Сестра была явно спросонья, она никак не могла взять в толк, почему племянник должен быть у нее. Светлана Сергеевна яростно вдавила кнопку и швырнула трубку на кровать. Под гнетом собственной вины ей было все труднее дышать, а страх стегал под колени узким хлыстом, не давая присесть. Не зная, что предпринять, она беспорядочно нацепила одежду и выскочила в подъезд. Широкий пролет поманил ее жутким предположением, и, скользнув к перилам, она, не наклоняя головы, одними глазами глянула вниз. Площадка была пуста, но Светлане Сергеевне понадобилось время, чтобы, обмякнув на перекладине, отдышаться и прийти в себя.

Внизу хлопнула дверь, и она вскрикнула прежде, чем увидела сына:

– Марк!

– Мама!

Он показался ей испуганным и нездорово бледным, ее несчастный мальчик! Перепрыгивая через ступеньки, Марк бежал к ней, но затравленное выражение не сходило с его лица.

– Ты куда, мама?

У него сорвался голос, и ей показалось, что сын готов расплакаться.

– Я за тобой, – прошептала она и судорожно прижала его. – Тебя не было целых четыре часа. Уже совсем ночь.

– Да, но ты забудь об этом. Забудь, – настойчиво повторил Марк и беспокойно оглянулся: на их площадке было всего две квартиры, а живущая напротив старая вдова директора химкомбината всегда рано ложилась. – Давай считать, что я весь вечер был дома. Договорились? Ну, где я был сегодня вечером?

Она с готовностью рассмеялась:

– Дома!

– Молодец! Мамочка моя. – Щенячьим движением он потерся о шею матери и завел ее в квартиру. – Знаешь, я так проголодался!

Он хотел было сострить: «Не продала ли ты и мой ужин?» – но удержался.
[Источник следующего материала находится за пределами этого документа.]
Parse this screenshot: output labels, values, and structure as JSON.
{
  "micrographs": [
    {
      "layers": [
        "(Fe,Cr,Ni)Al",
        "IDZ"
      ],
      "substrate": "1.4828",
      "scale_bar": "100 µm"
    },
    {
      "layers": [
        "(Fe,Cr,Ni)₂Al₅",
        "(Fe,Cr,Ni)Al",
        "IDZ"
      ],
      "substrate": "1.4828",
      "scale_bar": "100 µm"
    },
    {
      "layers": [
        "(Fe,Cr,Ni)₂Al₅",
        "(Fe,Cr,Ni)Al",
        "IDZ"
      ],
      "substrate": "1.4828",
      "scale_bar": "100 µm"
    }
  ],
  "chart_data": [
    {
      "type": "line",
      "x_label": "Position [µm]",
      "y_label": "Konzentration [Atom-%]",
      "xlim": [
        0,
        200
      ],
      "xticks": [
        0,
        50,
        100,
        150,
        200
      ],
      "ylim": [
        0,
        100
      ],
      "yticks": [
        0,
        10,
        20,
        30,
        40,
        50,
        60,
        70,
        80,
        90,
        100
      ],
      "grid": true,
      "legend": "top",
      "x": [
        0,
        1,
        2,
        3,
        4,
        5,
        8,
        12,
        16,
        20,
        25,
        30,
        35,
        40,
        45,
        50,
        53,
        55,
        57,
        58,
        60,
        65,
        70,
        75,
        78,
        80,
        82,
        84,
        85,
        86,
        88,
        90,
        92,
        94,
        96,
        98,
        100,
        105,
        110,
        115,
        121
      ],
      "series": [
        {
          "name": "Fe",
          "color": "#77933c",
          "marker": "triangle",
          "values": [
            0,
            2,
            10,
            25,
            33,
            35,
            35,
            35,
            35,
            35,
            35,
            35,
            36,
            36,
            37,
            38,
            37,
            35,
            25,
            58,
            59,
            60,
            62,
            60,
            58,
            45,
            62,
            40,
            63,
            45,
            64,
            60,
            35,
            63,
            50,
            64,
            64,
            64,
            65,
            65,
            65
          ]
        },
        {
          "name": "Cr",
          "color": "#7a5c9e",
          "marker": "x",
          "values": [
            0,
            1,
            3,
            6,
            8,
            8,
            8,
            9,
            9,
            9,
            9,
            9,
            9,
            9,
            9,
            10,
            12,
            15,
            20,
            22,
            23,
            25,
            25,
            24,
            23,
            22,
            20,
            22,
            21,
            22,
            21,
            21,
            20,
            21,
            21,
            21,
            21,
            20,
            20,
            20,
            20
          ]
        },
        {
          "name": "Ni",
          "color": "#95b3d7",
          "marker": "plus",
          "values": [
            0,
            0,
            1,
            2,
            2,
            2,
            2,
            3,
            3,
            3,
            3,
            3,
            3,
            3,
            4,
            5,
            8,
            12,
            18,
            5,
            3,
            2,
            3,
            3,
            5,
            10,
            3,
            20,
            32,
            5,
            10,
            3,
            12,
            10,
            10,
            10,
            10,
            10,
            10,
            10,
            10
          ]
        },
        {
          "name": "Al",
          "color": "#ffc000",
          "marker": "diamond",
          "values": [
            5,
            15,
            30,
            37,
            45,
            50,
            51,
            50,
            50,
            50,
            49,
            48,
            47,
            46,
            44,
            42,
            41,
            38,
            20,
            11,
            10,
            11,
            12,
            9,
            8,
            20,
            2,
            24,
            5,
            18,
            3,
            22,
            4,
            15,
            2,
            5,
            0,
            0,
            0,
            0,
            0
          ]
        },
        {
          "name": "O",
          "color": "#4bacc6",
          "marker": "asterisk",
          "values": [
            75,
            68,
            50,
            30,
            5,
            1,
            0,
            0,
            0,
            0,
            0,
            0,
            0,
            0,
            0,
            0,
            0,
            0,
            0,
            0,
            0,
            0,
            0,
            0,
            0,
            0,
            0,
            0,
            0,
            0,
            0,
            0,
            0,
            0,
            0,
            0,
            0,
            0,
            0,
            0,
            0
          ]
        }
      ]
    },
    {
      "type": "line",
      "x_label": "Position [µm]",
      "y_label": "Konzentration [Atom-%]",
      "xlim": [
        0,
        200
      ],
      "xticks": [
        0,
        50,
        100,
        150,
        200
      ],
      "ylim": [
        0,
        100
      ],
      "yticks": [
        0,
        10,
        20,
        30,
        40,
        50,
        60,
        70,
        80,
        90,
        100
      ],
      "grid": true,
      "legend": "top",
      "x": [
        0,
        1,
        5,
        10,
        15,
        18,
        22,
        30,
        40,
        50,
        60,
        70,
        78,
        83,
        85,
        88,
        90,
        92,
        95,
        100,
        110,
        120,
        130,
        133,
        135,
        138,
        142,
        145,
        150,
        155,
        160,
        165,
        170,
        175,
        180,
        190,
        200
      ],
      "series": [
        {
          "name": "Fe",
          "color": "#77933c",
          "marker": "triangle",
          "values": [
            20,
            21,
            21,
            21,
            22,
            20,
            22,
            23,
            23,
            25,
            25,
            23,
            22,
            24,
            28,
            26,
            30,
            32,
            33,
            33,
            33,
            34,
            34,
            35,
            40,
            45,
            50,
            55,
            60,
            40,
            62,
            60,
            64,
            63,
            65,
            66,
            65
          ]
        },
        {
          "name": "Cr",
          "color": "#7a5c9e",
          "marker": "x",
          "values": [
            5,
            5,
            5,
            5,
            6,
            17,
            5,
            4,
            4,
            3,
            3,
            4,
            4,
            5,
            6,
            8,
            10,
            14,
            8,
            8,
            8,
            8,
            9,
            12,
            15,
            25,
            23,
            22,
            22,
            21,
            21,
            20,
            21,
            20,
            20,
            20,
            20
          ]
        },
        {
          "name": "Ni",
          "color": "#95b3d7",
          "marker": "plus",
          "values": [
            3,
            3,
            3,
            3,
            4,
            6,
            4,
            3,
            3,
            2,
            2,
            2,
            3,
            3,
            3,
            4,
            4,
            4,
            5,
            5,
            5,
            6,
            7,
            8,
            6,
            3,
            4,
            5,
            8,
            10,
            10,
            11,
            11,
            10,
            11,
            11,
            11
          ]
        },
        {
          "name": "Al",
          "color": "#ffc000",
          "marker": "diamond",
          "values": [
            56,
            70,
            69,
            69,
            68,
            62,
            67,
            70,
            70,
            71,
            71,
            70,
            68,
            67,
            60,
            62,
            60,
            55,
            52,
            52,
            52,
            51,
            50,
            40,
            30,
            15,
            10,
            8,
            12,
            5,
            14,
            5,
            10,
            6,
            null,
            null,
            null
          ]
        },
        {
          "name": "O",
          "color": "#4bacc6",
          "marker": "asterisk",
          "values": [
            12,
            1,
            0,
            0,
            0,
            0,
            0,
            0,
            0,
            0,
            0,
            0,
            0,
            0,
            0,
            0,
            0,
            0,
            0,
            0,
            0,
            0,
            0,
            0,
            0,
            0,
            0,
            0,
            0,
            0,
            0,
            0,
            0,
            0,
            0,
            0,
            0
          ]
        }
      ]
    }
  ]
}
Тщательно умывшись, Марк настороженно взглянул в зеркало и нашел, что отражение ничуть не изменилось. И только усевшись за стол, почувствовал, что его бьет озноб. Превозмогая дрожь, он съел холодную, пахнущую чесноком котлету с размякшими брусочками жареного картофеля и хотел было приняться за чай, но чашка затряслась в его пальцах, и все расплескалось.

– Мам, я пойду лягу, – зябко передернувшись, сказал Марк. – Кажется, я простудился. Ты дашь мне второе одеяло?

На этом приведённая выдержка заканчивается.